Here are some ideas for where to talk with your teens:
Take a Walk or Hike: Sometimes it can feel easier to talk about hard stuff when you aren’t seated face to face with someone. Walking or hiking gives you ample time to be silent and talk, without a ton of pressure.
Cook Together: The kitchen is a great place for talking and it’s even easier when you are working together on a meal. Your hands are busy but it’s easy to multitask and talk too.
Take a Drive: Lots of conversations with my teens happen in the car. It’s an easy way to talk where you don’t have to be face to face or look each other in the eye.
Share a Meal: Meal times are perfect for talking about your day and sharing stories. Make meal time a family time to talk, share, and laugh.

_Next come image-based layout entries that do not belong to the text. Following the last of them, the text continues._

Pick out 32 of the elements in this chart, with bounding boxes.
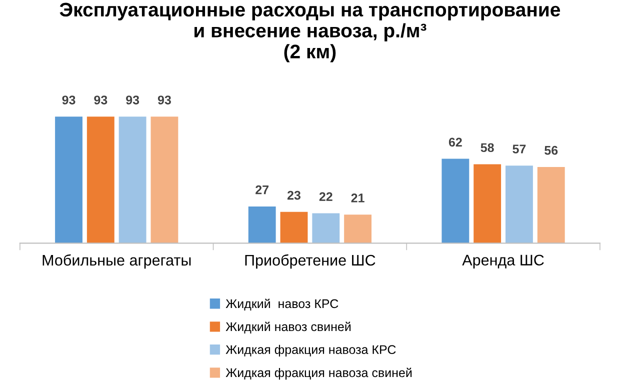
bar [150, 116, 178, 244]
data-label: 22 [319, 192, 332, 201]
bar [55, 116, 82, 244]
bar [474, 164, 502, 244]
data-label: 56 [544, 146, 558, 155]
x-tick-label: Мобильные агрегаты [42, 254, 191, 269]
bar [86, 116, 114, 244]
legend-label: Жидкая фракция навоза свиней [226, 368, 412, 380]
data-label: 58 [480, 143, 494, 152]
data-label: 62 [448, 138, 462, 147]
bar [248, 206, 276, 244]
data-label: 21 [351, 194, 364, 202]
data-label: 93 [158, 96, 171, 104]
bar [118, 116, 146, 244]
data-label: 93 [126, 96, 140, 104]
data-label: 57 [512, 144, 526, 154]
legend-label: Жидкая фракция навоза КРС [226, 344, 396, 357]
bar [537, 166, 565, 244]
bar [280, 212, 308, 244]
bar [344, 214, 372, 244]
bar [506, 166, 533, 244]
x-tick-label: Приобретение ШС [245, 254, 376, 269]
data-label: 23 [287, 190, 300, 200]
bar [442, 158, 470, 244]
data-label: 93 [62, 96, 76, 104]
legend-label: Жидкий навоз КРС [226, 298, 338, 310]
data-label: 93 [94, 96, 108, 104]
chart-title: Эксплуатационные расходы на транспортирование и внесение навоза, р./м³ (2 км) [60, 2, 560, 62]
bar [312, 213, 340, 244]
data-label: 27 [256, 185, 268, 194]
x-tick-label: Аренда ШС [462, 254, 544, 269]
legend-label: Жидкий навоз свиней [226, 322, 351, 334]
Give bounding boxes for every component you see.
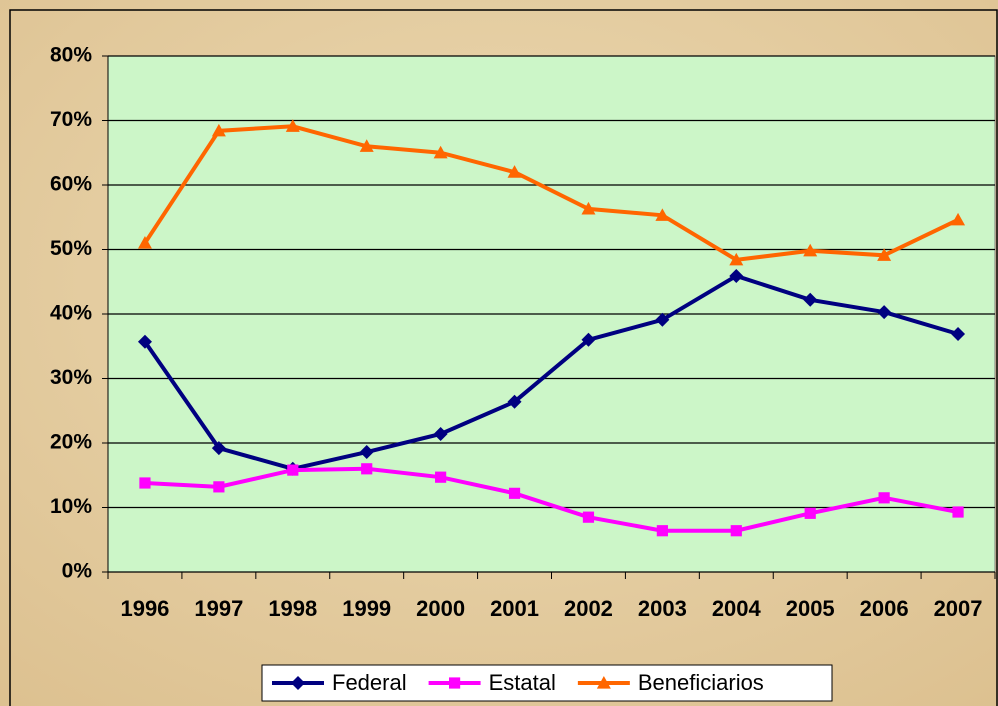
x-tick-label: 2000 <box>416 596 465 621</box>
y-tick-label: 40% <box>50 302 92 325</box>
marker <box>655 312 670 327</box>
series-line <box>143 124 959 262</box>
marker <box>729 268 744 283</box>
y-tick-label: 20% <box>50 431 92 454</box>
marker <box>804 507 816 519</box>
marker <box>137 236 152 249</box>
marker <box>656 525 668 537</box>
marker <box>951 212 966 226</box>
marker <box>433 426 448 441</box>
marker <box>582 511 595 523</box>
marker <box>878 492 890 504</box>
marker <box>359 139 374 152</box>
y-tick-label: 70% <box>50 108 92 131</box>
marker <box>581 201 596 215</box>
marker <box>285 119 300 132</box>
marker <box>433 145 448 159</box>
marker <box>952 506 964 518</box>
marker <box>137 334 152 349</box>
marker <box>877 248 892 261</box>
marker <box>211 441 226 456</box>
series-line <box>143 273 959 471</box>
legend-label: Federal <box>332 670 407 695</box>
x-tick-label: 1996 <box>120 596 169 621</box>
marker <box>211 123 226 137</box>
marker <box>655 208 670 221</box>
y-tick-label: 30% <box>50 366 92 389</box>
marker <box>213 481 225 493</box>
x-tick-label: 2006 <box>860 596 909 621</box>
marker <box>448 677 461 689</box>
marker <box>803 292 818 307</box>
y-tick-label: 50% <box>50 237 92 260</box>
y-tick-label: 0% <box>62 560 93 583</box>
x-tick-label: 1997 <box>194 596 243 621</box>
marker <box>729 252 744 266</box>
x-tick-label: 2004 <box>712 596 762 621</box>
x-tick-label: 2005 <box>786 596 835 621</box>
y-tick-label: 80% <box>50 44 92 67</box>
marker <box>359 445 374 460</box>
marker <box>507 394 522 409</box>
marker <box>581 332 596 347</box>
marker <box>803 243 818 257</box>
marker <box>730 525 742 537</box>
marker <box>596 676 611 689</box>
marker <box>361 463 373 475</box>
marker <box>507 165 522 178</box>
x-tick-label: 2007 <box>934 596 983 621</box>
marker <box>435 471 447 483</box>
x-tick-label: 2002 <box>564 596 613 621</box>
marker <box>291 676 305 690</box>
y-tick-label: 10% <box>50 495 92 518</box>
x-tick-label: 1998 <box>268 596 317 621</box>
x-tick-label: 1999 <box>342 596 391 621</box>
legend-box <box>261 664 833 702</box>
marker <box>877 305 892 320</box>
legend-label: Beneficiarios <box>638 670 764 695</box>
marker <box>951 326 966 341</box>
legend: Federal Estatal Beneficiarios <box>261 664 833 702</box>
marker <box>139 477 151 489</box>
y-tick-label: 60% <box>50 173 92 196</box>
chart-border <box>9 9 998 706</box>
marker <box>508 487 521 499</box>
legend-label: Estatal <box>489 670 556 695</box>
x-tick-label: 2001 <box>490 596 539 621</box>
series-line <box>144 466 959 533</box>
x-tick-label: 2003 <box>638 596 687 621</box>
marker <box>287 464 299 476</box>
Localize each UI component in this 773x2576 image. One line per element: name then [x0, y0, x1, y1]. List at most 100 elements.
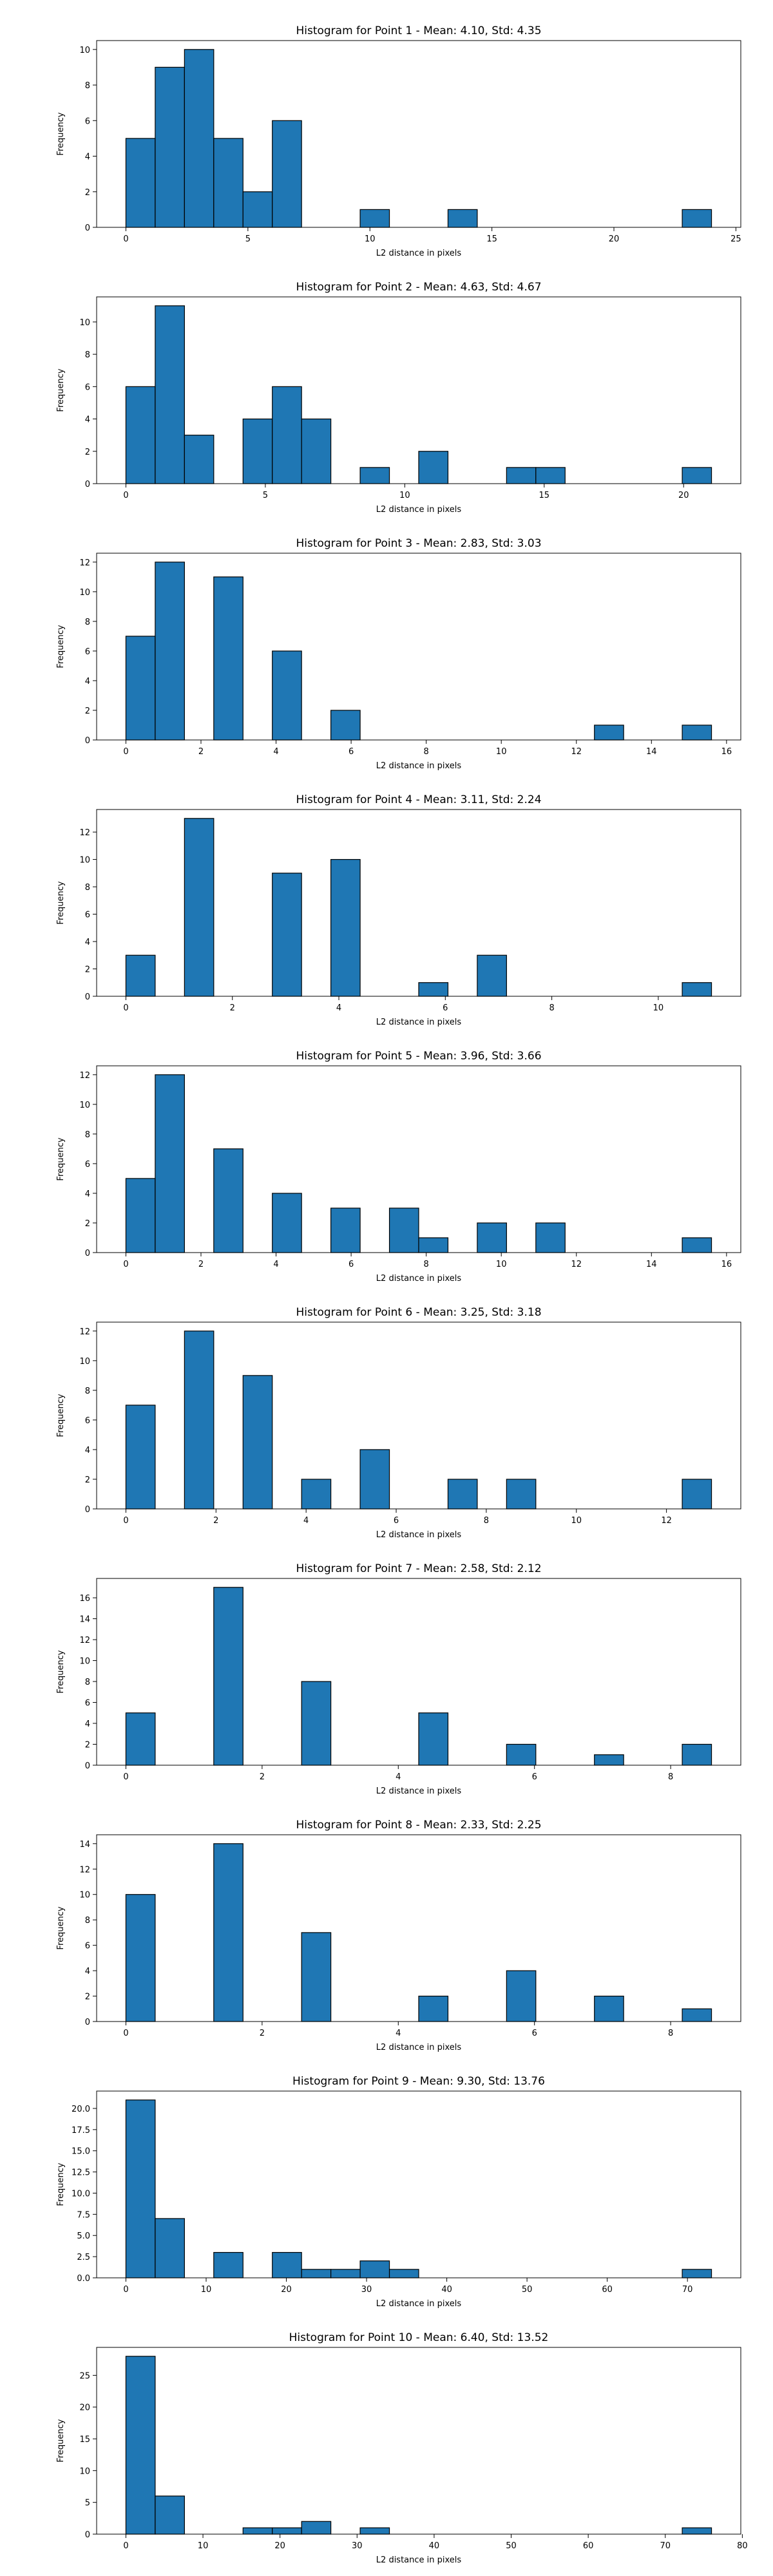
histogram-panel-8: 0 2 4 6 8 0 2 4 6 8 10 12 14 Histogram for Point 8 - … [56, 1819, 741, 2052]
histogram-bar [301, 2269, 332, 2278]
x-axis-label: L2 distance in pixels [376, 1018, 462, 1027]
x-tick-label: 60 [583, 2541, 594, 2551]
x-tick-label: 4 [396, 2029, 401, 2038]
x-tick-label: 40 [441, 2285, 452, 2295]
x-tick-label: 0 [123, 491, 128, 500]
x-tick-label: 6 [348, 1260, 354, 1269]
x-tick-label: 40 [429, 2541, 440, 2551]
histogram-bar [184, 49, 215, 228]
x-axis-label: L2 distance in pixels [376, 1530, 462, 1540]
y-tick-label: 12.5 [72, 2168, 90, 2178]
histogram-bar [301, 1681, 332, 1766]
histogram-bar [682, 467, 712, 484]
histogram-bar [506, 467, 537, 484]
axes-frame [96, 809, 741, 997]
histogram-bar [506, 1970, 537, 2022]
histogram-bar [125, 1178, 156, 1253]
axes-frame [96, 1578, 741, 1766]
x-tick-label: 15 [539, 491, 550, 500]
histogram-bar [125, 1712, 156, 1766]
y-tick-label: 2 [85, 965, 90, 975]
y-tick-label: 5 [85, 2499, 90, 2508]
y-tick-label: 8 [85, 1130, 90, 1140]
histogram-panel-6: 0 2 4 6 8 10 12 0 2 4 6 8 10 12 Histogram for Point 6 … [56, 1306, 741, 1540]
histogram-bar [155, 66, 185, 228]
x-tick-label: 20 [678, 491, 689, 500]
x-tick-label: 0 [123, 747, 128, 757]
y-tick-label: 14 [79, 1615, 90, 1625]
y-axis-label: Frequency [56, 1137, 66, 1180]
histogram-bar [125, 1894, 156, 2022]
y-tick-label: 10 [79, 856, 90, 866]
x-tick-label: 0 [123, 1516, 128, 1526]
x-tick-label: 10 [496, 747, 507, 757]
histogram-bar [418, 1995, 449, 2022]
histogram-bar [125, 636, 156, 741]
x-tick-label: 0 [123, 2029, 128, 2038]
x-tick-label: 4 [273, 747, 278, 757]
y-tick-label: 0.0 [77, 2274, 90, 2284]
histogram-bar [125, 954, 156, 997]
y-tick-label: 4 [85, 938, 90, 947]
y-tick-label: 25 [79, 2371, 90, 2381]
y-tick-label: 2 [85, 706, 90, 716]
histogram-bar [272, 2251, 302, 2278]
x-tick-label: 16 [721, 747, 732, 757]
x-tick-label: 12 [571, 1260, 582, 1269]
x-tick-label: 6 [532, 2029, 537, 2038]
histogram-bar [594, 1995, 624, 2022]
histogram-panel-1: 0 5 10 15 20 25 0 2 4 6 8 10 Histogram for Point 1 -… [56, 24, 741, 258]
chart-title: Histogram for Point 6 - Mean: 3.25, Std:… [296, 1306, 541, 1319]
x-tick-label: 0 [123, 2285, 128, 2295]
y-tick-label: 10.0 [72, 2189, 90, 2199]
histogram-bar [682, 2008, 712, 2022]
histogram-panel-3: 0 2 4 6 8 10 12 14 16 0 2 4 6 8 10 12 Histogram for Poin… [56, 537, 741, 771]
histogram-bar [477, 1222, 507, 1253]
chart-title: Histogram for Point 7 - Mean: 2.58, Std:… [296, 1562, 541, 1575]
y-tick-label: 10 [79, 588, 90, 598]
y-tick-label: 12 [79, 1636, 90, 1645]
x-tick-label: 20 [274, 2541, 285, 2551]
x-tick-label: 20 [609, 234, 620, 244]
y-tick-label: 6 [85, 383, 90, 392]
x-tick-label: 0 [123, 2541, 128, 2551]
y-tick-label: 6 [85, 1699, 90, 1709]
histogram-bar [272, 2527, 302, 2535]
x-tick-label: 8 [424, 747, 429, 757]
chart-title: Histogram for Point 4 - Mean: 3.11, Std:… [296, 793, 541, 806]
histogram-bar [125, 386, 156, 484]
x-axis-label: L2 distance in pixels [376, 2043, 462, 2052]
x-tick-label: 8 [668, 1772, 673, 1782]
chart-title: Histogram for Point 10 - Mean: 6.40, Std… [289, 2331, 549, 2344]
histogram-bar [242, 1375, 273, 1510]
x-tick-label: 16 [721, 1260, 732, 1269]
y-tick-label: 8 [85, 1916, 90, 1926]
y-tick-label: 0 [85, 736, 90, 746]
y-axis-label: Frequency [56, 1906, 66, 1949]
histogram-bar [418, 982, 449, 997]
histogram-bar [213, 2251, 243, 2278]
y-tick-label: 14 [79, 1840, 90, 1850]
y-tick-label: 17.5 [72, 2126, 90, 2136]
x-tick-label: 20 [281, 2285, 292, 2295]
histogram-bar [125, 1405, 156, 1510]
x-axis-label: L2 distance in pixels [376, 761, 462, 771]
y-tick-label: 0 [85, 223, 90, 233]
histogram-bar [242, 2527, 273, 2535]
histogram-bar [184, 818, 215, 997]
y-tick-label: 10 [79, 318, 90, 328]
histogram-bar [682, 1237, 712, 1253]
histogram-bar [388, 2269, 419, 2278]
chart-title: Histogram for Point 1 - Mean: 4.10, Std:… [296, 24, 541, 37]
x-axis-label: L2 distance in pixels [376, 2555, 462, 2565]
y-tick-label: 6 [85, 647, 90, 657]
y-tick-label: 2 [85, 448, 90, 457]
y-tick-label: 12 [79, 1071, 90, 1081]
histogram-bar [272, 650, 302, 741]
y-tick-label: 4 [85, 1189, 90, 1199]
y-tick-label: 6 [85, 911, 90, 920]
histogram-bar [272, 1193, 302, 1253]
y-axis-label: Frequency [56, 1650, 66, 1693]
y-tick-label: 10 [79, 2467, 90, 2476]
histogram-bar [213, 138, 243, 228]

Anything that gives you something to do when you need to think or pause the conversation is good. It gives both parties time to think and process information. Having a secondary activity also keeps the pressure off the conversation- if there’s nothing left to say- it’s okay you can still walk, bake, or drive.
These kinds of activities are great because they keep your hands or feet busy, but not necessarily your mind. They give you time to think, which can lead to talking. A quiet teen on a hike may be thinking about something that is bothering her, and after awhile of quiet she may need to talk- and you will be there to listen.
Here are some great Activities to Do With Your Teen, many of which are a great foundation for having some really good talks!
Although parenting your teen may seem an uphill battle at times, the effort made to create great communication will help your relationship both now and in the future. Keep in mind that teens are in the prime of learning appropriate interpersonal skills, and you can be their best role model by maintaining high communication expectations and by being fair in your listening and speaking during discussions with them.